Bir konuyu etraflıca anlayabilmek için önce ilgi duyulması; sonrasında ise okunanın, görülenin, duyulanın; beyinle kavranması ve kalp ile onaylanması yani bir yerde göz, dil, kulak, beyin ve kalp gibi organların aynı anda bir arada devreye girmesiyle mümkündür. Aslında mucizevî bir yaratık olmasına karşın yine de insanoğlunun aynı zamanda –ne yazık ki- şaşırtıcı bir de işleyişi vardır. Zaman zaman kendi kişiliğimizde tanık olduğumuz üzere; bazen baktığımız hâlde görmeyiz, işitir ama dinlemeyiz, bazen hem işitir hem dinler gel gelelim idrak etmeyiz. Bazen de kendi dilimizle ikrar ettiğimizi yani kendi söylediğimizi de tam anlamıyla o anda kavramayız. Bir konuya yoğunlaşabilmek için; yinelemek gerekirse göz, kulak, dil, beyin ve kalbin eş zamanlı olarak devreye sokulması başka bir deyişle; insanın konuya, hem bedenen hem de ruhen kendini vererek bir yerde odaklanması yani hâkim olmasıdır. Psikolojide bilimsel dille “konsantrasyon” yani “konsantre olma” adı verilen bu durum; “dikkat kontrolü, dikkat toplaşımı, algı, algılama” veyahut “yoğunlaşma” anlamlarına gelir. Aksi takdirde okunanlar, görülenler, işitilenler veya söylenenler havada kalacaktır.

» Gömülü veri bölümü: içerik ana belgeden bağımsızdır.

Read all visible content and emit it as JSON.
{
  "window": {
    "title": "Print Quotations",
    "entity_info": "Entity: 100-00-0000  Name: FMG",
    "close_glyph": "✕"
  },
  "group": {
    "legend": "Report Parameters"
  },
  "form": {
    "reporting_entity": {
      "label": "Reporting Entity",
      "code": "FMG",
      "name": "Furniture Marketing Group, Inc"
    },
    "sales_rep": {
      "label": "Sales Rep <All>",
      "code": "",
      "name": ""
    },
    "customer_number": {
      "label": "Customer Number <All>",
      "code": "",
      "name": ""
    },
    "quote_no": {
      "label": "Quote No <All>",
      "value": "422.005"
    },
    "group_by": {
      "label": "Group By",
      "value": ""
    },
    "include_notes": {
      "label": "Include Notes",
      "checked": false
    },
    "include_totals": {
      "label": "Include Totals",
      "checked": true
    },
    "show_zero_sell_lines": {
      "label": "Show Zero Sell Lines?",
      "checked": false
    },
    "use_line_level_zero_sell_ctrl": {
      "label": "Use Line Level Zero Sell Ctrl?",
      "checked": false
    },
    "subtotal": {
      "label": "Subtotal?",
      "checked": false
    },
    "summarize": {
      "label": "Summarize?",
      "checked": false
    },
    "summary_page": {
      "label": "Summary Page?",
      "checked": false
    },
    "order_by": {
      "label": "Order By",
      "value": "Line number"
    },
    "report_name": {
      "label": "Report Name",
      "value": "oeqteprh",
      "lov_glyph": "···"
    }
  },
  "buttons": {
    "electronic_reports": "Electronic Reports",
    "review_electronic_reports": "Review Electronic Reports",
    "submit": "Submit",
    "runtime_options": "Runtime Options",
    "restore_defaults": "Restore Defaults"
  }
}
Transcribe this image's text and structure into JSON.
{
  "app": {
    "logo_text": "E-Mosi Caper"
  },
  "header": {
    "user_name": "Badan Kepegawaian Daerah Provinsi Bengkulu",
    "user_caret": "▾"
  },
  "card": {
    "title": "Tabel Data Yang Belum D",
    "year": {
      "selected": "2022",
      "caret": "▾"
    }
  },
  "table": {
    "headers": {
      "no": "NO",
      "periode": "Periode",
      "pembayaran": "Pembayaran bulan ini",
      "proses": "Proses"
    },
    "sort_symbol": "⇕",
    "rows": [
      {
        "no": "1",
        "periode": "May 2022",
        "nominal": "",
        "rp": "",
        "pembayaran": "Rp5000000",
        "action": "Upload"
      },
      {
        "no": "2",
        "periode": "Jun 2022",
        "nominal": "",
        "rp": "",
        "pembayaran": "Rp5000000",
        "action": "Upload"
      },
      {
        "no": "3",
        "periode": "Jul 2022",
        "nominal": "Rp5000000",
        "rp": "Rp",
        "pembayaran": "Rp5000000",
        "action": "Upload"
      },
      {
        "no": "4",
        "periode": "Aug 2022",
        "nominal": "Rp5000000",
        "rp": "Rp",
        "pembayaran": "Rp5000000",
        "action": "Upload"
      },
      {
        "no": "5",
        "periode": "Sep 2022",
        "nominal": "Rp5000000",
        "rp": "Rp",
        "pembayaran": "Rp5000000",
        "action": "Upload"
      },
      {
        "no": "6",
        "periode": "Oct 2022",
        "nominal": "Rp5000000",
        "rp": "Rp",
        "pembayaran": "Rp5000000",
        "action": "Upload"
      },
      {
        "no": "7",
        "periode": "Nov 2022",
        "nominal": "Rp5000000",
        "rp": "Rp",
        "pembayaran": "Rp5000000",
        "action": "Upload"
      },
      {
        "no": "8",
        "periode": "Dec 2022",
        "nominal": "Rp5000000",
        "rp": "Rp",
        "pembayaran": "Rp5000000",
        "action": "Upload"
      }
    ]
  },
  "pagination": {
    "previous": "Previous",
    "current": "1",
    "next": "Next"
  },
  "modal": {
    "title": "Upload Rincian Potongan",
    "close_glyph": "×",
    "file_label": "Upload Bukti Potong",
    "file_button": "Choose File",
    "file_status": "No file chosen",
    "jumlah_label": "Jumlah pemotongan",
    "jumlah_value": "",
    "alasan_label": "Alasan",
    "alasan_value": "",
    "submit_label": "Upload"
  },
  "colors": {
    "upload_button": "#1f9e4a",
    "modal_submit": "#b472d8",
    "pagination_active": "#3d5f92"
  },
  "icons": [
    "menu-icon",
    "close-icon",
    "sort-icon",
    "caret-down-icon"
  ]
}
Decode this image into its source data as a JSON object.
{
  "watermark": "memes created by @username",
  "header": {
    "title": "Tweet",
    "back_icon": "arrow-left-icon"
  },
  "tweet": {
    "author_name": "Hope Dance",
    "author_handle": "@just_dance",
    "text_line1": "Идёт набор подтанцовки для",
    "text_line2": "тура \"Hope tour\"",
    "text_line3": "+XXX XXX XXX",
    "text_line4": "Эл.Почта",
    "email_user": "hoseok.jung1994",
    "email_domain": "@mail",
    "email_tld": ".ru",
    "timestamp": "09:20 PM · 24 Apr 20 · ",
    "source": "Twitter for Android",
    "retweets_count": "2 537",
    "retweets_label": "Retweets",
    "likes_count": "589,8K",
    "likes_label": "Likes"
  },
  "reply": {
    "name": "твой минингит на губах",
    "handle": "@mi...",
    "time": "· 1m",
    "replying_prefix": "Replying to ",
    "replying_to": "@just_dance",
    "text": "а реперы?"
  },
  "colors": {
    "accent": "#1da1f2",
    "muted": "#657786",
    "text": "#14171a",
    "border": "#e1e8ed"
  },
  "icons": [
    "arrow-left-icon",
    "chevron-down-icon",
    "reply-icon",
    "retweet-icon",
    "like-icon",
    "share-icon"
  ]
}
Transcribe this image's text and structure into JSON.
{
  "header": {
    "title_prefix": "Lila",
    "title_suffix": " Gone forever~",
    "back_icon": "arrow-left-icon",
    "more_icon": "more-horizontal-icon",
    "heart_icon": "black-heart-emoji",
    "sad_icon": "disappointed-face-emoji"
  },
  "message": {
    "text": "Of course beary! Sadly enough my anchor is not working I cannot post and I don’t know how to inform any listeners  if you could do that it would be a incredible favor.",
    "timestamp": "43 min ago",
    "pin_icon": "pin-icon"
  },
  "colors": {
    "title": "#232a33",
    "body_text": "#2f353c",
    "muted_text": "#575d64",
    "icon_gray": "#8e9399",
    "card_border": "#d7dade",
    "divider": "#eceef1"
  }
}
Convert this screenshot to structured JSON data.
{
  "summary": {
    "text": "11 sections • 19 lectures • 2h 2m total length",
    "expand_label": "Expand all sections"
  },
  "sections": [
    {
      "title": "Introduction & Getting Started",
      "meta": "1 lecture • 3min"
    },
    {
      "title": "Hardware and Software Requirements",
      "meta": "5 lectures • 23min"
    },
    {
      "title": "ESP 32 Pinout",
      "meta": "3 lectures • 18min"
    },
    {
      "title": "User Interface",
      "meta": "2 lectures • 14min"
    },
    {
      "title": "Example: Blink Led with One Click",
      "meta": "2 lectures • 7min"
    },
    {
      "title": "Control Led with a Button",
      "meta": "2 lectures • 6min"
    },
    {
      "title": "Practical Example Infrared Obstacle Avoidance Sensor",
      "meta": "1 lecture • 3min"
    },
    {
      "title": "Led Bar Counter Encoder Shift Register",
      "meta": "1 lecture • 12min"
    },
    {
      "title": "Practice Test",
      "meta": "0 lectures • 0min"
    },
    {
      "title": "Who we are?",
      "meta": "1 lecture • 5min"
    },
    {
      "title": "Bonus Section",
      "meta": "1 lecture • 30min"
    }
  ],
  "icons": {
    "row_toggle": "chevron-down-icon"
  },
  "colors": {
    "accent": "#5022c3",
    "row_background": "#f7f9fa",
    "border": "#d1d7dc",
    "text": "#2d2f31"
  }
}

Birçoğumuz şuna muhakkak ki tanık olmuşuzdur. Geçmiş bir zamanda dinlediğimiz herhangi bir söz, okuduğumuz metin, gösterilmiş herhangi bir yöntem veya verilmiş bir öğüdü ya da öğretiyi, o gün için idrak etmeden ama kuzu kuzu görmüş, işitmiş veya okumuşsuzdur. Aradan geçen zaman içerisinde ya bir olay sonucunda ya da durup dururken hatırlamış, üzerinde düşünmüş, kalben onaylamış ve bunun da hemen akabinde kendi kendimize âdeta sitem edercesine:
“ Eyvah… Eyvah! Vakti-zamanında söylenmiş veya herhangi bir yolla öğretilmiş olanı; meğerse bugün daha iyi anlayabiliyorum!” diyerek geç idrak edişimize hep hayıflanmışızdır.
Oysaki okunan bir metni, görüleni, söyleneni, anlatıyı, öğretiyi veya öğüdü anında idrak etmek yani kavramak o kadar da zorca bir şey olmazsa gerek. Bu bir istek meselesidir. Unutmayalım ki beyin de kalp de bizde; göz, dil, kulak da bizdedir. Her şey bize bağlı, ilgi duyabilmek ve kontrol da tamamen elimizdedir. O hâlde anlayamıyoruz, öğrenemiyoruz, bir türlü kafamız almıyor- basmıyor ve benzeri gibi bunca bahane de neyin nesi oluyor Allah aşkına? Bütün mesele; konunun ilgilisi olmak, çok iyi düşünmek ve düşündüklerimizi kalbimizle onaylamaktır. Başka bir deyişle; o anda dış dünya ile irtibatımızı koparmak ve iç dünyamıza çekilerek kendi kendimizle baş başa kalma olayıdır.